Au sujet du fardeau de la dette nationale, il poursuit son argumentaire en jurant encore une fois devant Dieu et par Dieu, que «sa majorité en a hérité car en novembre 2013 elle s'élevait à 722 milliards de dirhams“, soit une hausse d’à peine 2,5% par rapport l'année précédente.

Sur la prochaine entrée en lice des banques islamiques, Benkirane qualifie de «positifs les nouveaux produits commercialisés par ces établissements alternatifs» et que «grâce à l’aide de Dieu, ils devront permettre de promouvoir l'épargne et les investissements étrangers".

 

Benkirane peu convaincant sur le développement de la corruption

Indéniablement, le moment fort de cette séance mensuelle fut la question soulevée par l’USFP sur la place de la corruption au Maroc.
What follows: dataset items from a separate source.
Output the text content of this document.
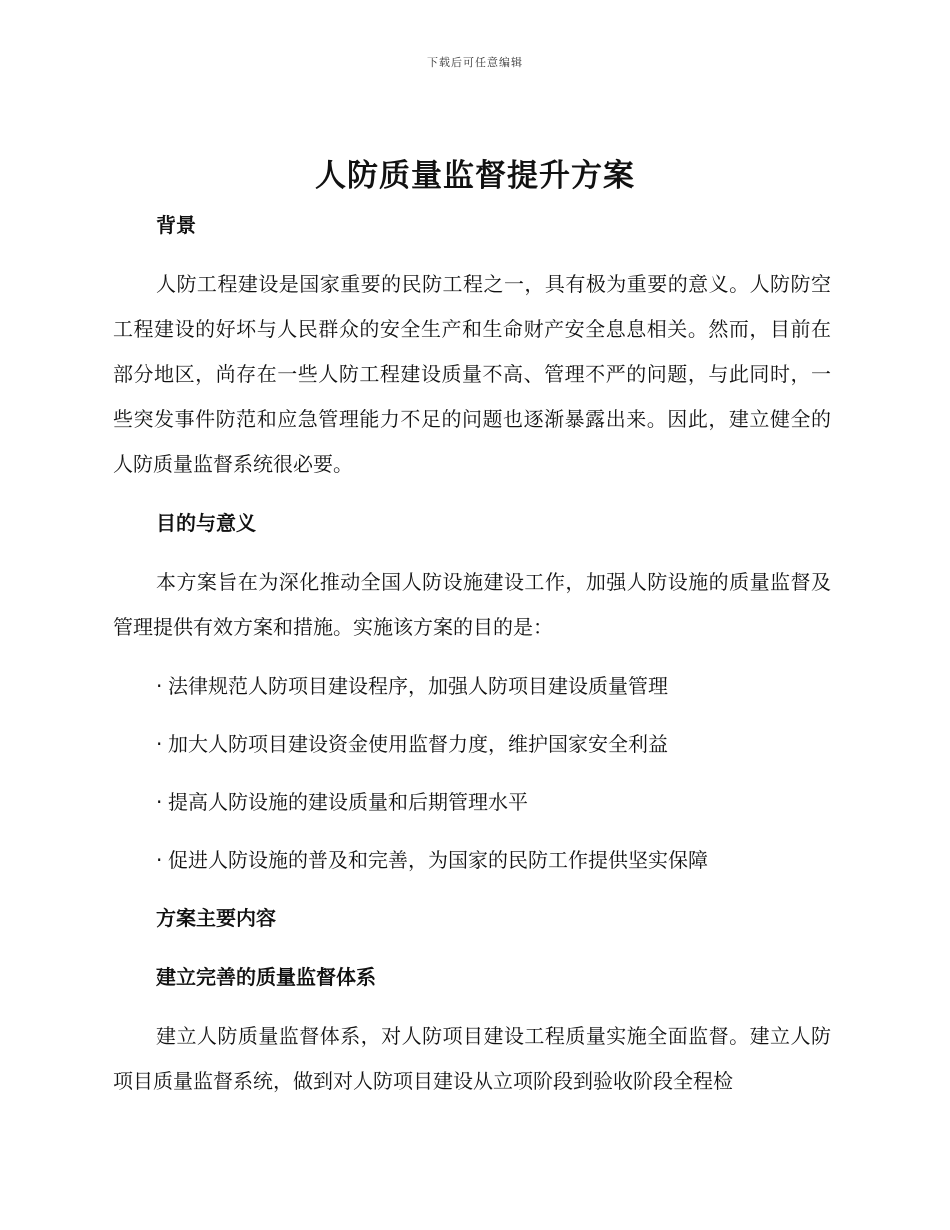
下载后可任意编辑
人防质量监督提升方案
背景

人防工程建设是国家重要的民防工程之一，具有极为重要的意义。人防防空工程建设的好坏与人民群众的安全生产和生命财产安全息息相关。然而，目前在部分地区，尚存在一些人防工程建设质量不高、管理不严的问题，与此同时，一些突发事件防范和应急管理能力不足的问题也逐渐暴露出来。因此，建立健全的人防质量监督系统很必要。

目的与意义

本方案旨在为深化推动全国人防设施建设工作，加强人防设施的质量监督及管理提供有效方案和措施。实施该方案的目的是：

· 法律规范人防项目建设程序，加强人防项目建设质量管理
· 加大人防项目建设资金使用监督力度，维护国家安全利益
· 提高人防设施的建设质量和后期管理水平
· 促进人防设施的普及和完善，为国家的民防工作提供坚实保障
方案主要内容
建立完善的质量监督体系

建立人防质量监督体系，对人防项目建设工程质量实施全面监督。建立人防项目质量监督系统，做到对人防项目建设从立项阶段到验收阶段全程检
Soulignons qu’une délégation de l’ONG Transparency International conduite par sa présidente Huguette Labelle était présente au sein de l’hémicycle.

A la question du député Ahmed Reda Chami qui s’étonnait du recul du Maroc dans le classement sur la corruption de Transparency international, question formulée d’une manière intelligente et subtile,  Benkirane a d’abord reconnu ne «pas pouvoir défendre l’indéfendable» avant de constater que la corruption est universelle.

Il affirme qu’il a mis en place une charte des services publics censée la combattre mais qu’elle «ne disparaîtra pas si les citoyens ne s’impliquent pas aussi». Une manière de botter en touche en estimant que le citoyen a une part de responsabilité. Le citoyen pourra la dénoncer aux autorités grâce au numéro vert mis en place par le ministre de la justice Mustapha Ramid. Pour faire bonne figure, il a fait part de son optimisme sur le prochain classement de Transparency où la position du Maroc devrait s’améliorer.

La réalité, c’est que Benkirane n’a pas été efficace en matière de lutte et de prévention de la corruption.

Au final, si le discours de Benkirane donne l’impression d’être rôdé, il devrait cependant éviter de jurer à tout bout de champ car ce qui compte au final ce ne sont pas les mots mais les actes.

Pour l’anecdote, il apparaît qu’il s’est pris d’un amour immodéré pour la langue de Molière car il n’arrive pas à s’empêcher d’émailler ses effets de manches de citations françaises ou plus drôle encore de traduction littérale de l’arabe.

Au final, l’on retiendra que Benkirane a fait preuve de calme et parfois même de sagacité mais s’il est désormais très à l’aise dans son rôle, il semble qu’il donne l’impression d’octroyer des faveurs aux Marocains et pas simplement leurs droits de citoyens.